- Errill Location in Ireland
- Coordinates: 52°52′N 7°41′W﻿ / ﻿52.86°N 7.69°W
- Country: Ireland
- Province: Leinster
- County: County Laois

Population (2016)
- • Total: 182
- Time zone: UTC+0 (WET)
- • Summer (DST): UTC-1 (IST (WEST))

= Errill =

Village in County Laois, Ireland

Errill is a village in southwest County Laois, Ireland, near the County Tipperary and County Kilkenny borders. It is 6 km west of Rathdowney and 12 km north-east of Templemore. The village is centred on a village green around which sits a shop with the local post office, two pubs and a Roman Catholic church. The local primary school and village hall are less than 1 km from the village near St Kieran's church and Errill cemetery. Páirc Eiréil belonging to Errill GAA club is also located less than 1 km from the village.

==Sport==
Errill GAA was the local Gaelic Athletic Association club, which was established in 1928, before amalgamation with neighbouring Rathdowney GAA club.

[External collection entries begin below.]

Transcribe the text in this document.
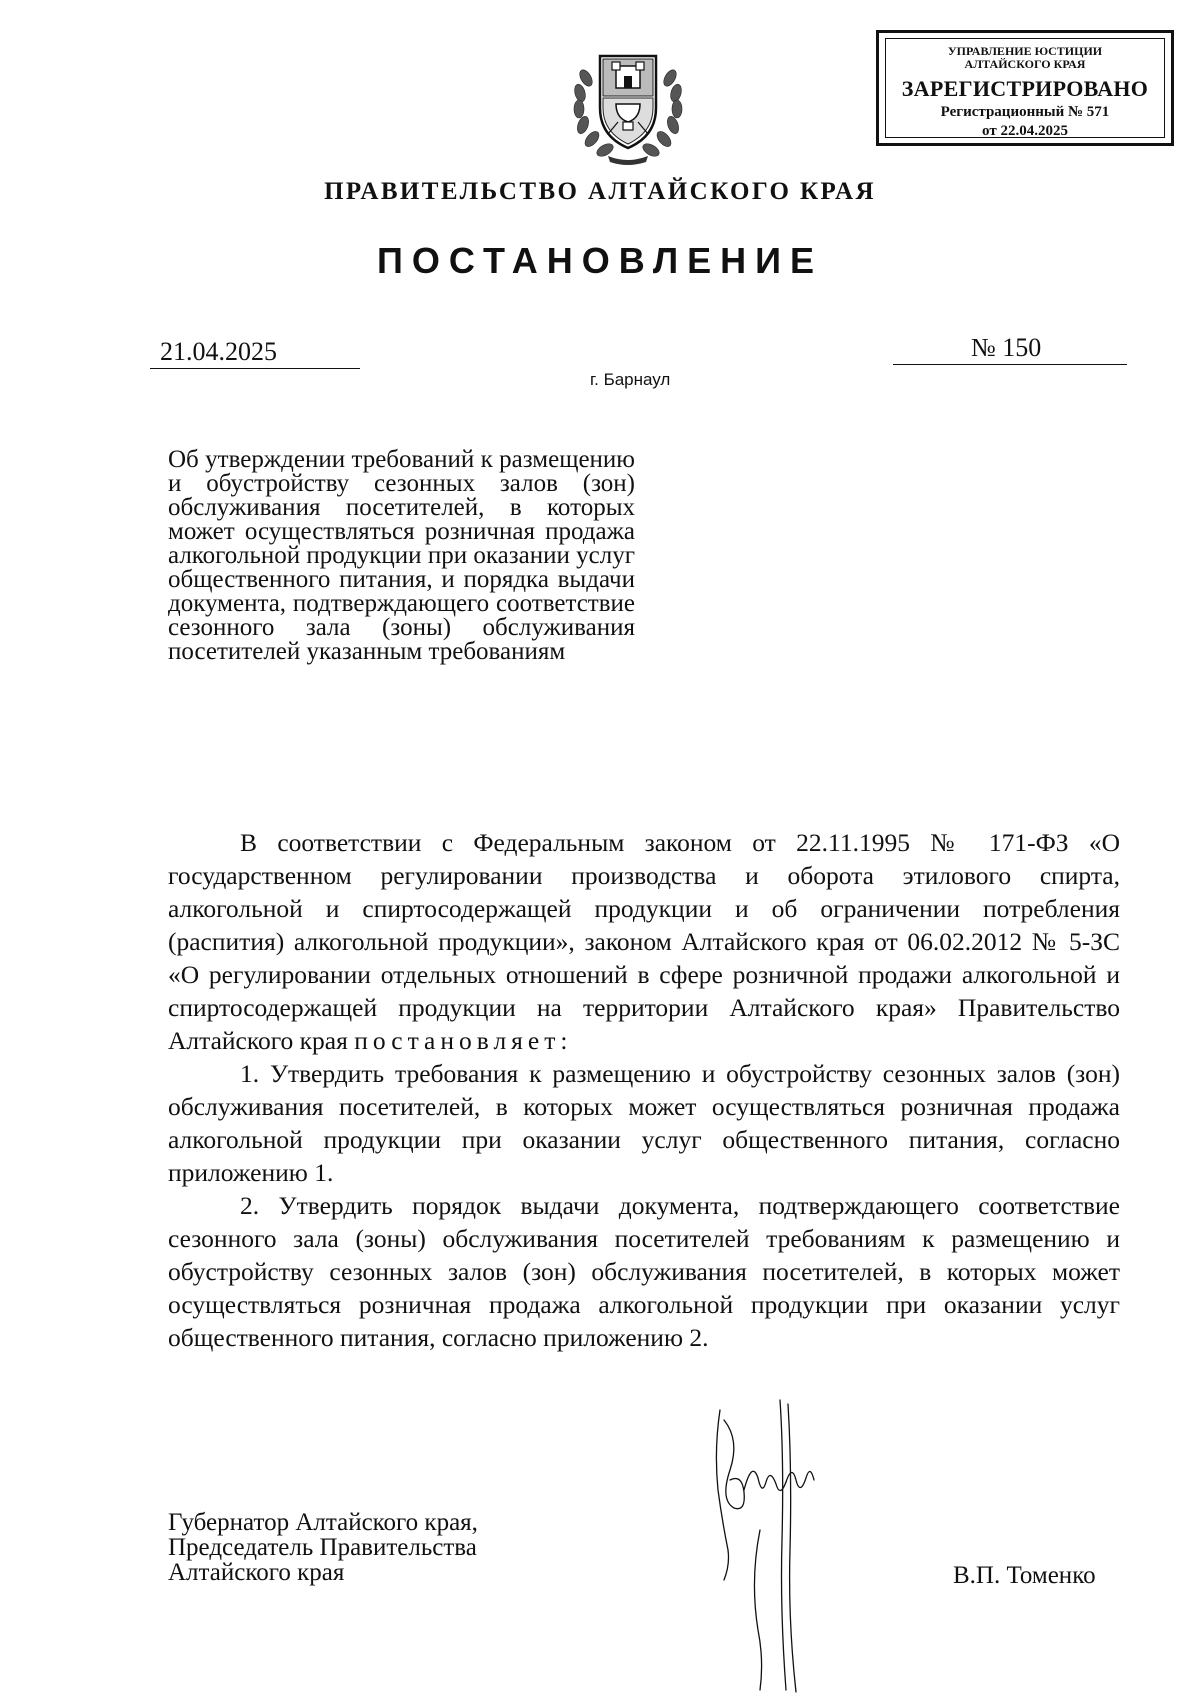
УПРАВЛЕНИЕ ЮСТИЦИИ
АЛТАЙСКОГО КРАЯ
ЗАРЕГИСТРИРОВАНО
Регистрационный № 571
от 22.04.2025
ПРАВИТЕЛЬСТВО АЛТАЙСКОГО КРАЯ
ПОСТАНОВЛЕНИЕ
21.04.2025	№ 150
г. Барнаул
Об утверждении требований к размещению и обустройству сезонных залов (зон) обслуживания посетителей, в которых может осуществляться розничная продажа алкогольной продукции при оказании услуг общественного питания, и порядка выдачи документа, подтверждающего соответствие сезонного зала (зоны) обслуживания посетителей указанным требованиям

В соответствии с Федеральным законом от 22.11.1995 № 171-ФЗ «О государственном регулировании производства и оборота этилового спирта, алкогольной и спиртосодержащей продукции и об ограничении потребления (распития) алкогольной продукции», законом Алтайского края от 06.02.2012 № 5-ЗС «О регулировании отдельных отношений в сфере розничной продажи алкогольной и спиртосодержащей продукции на территории Алтайского края» Правительство Алтайского края постановляет:

1. Утвердить требования к размещению и обустройству сезонных залов (зон) обслуживания посетителей, в которых может осуществляться розничная продажа алкогольной продукции при оказании услуг общественного питания, согласно приложению 1.

2. Утвердить порядок выдачи документа, подтверждающего соответствие сезонного зала (зоны) обслуживания посетителей требованиям к размещению и обустройству сезонных залов (зон) обслуживания посетителей, в которых может осуществляться розничная продажа алкогольной продукции при оказании услуг общественного питания, согласно приложению 2.

Губернатор Алтайского края,
Председатель Правительства
Алтайского края	В.П. Томенко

The local GAA team, now Rathdowney-Errill GAA Club, has won five Laois Senior Hurling Championships since their amalgamation in 2005. Errill Primary School also have a history of Cumann na mBunscoil victories. The Errill boys' team won their division in 2016 while the Errill girls' team reached a division 2 semi-final in the same year. Errill beat neighbours Rathdowney in the 2016 Junior C Championship and followed up this victory in August 2017 by winning promotion again with a win in the Junior B Championship.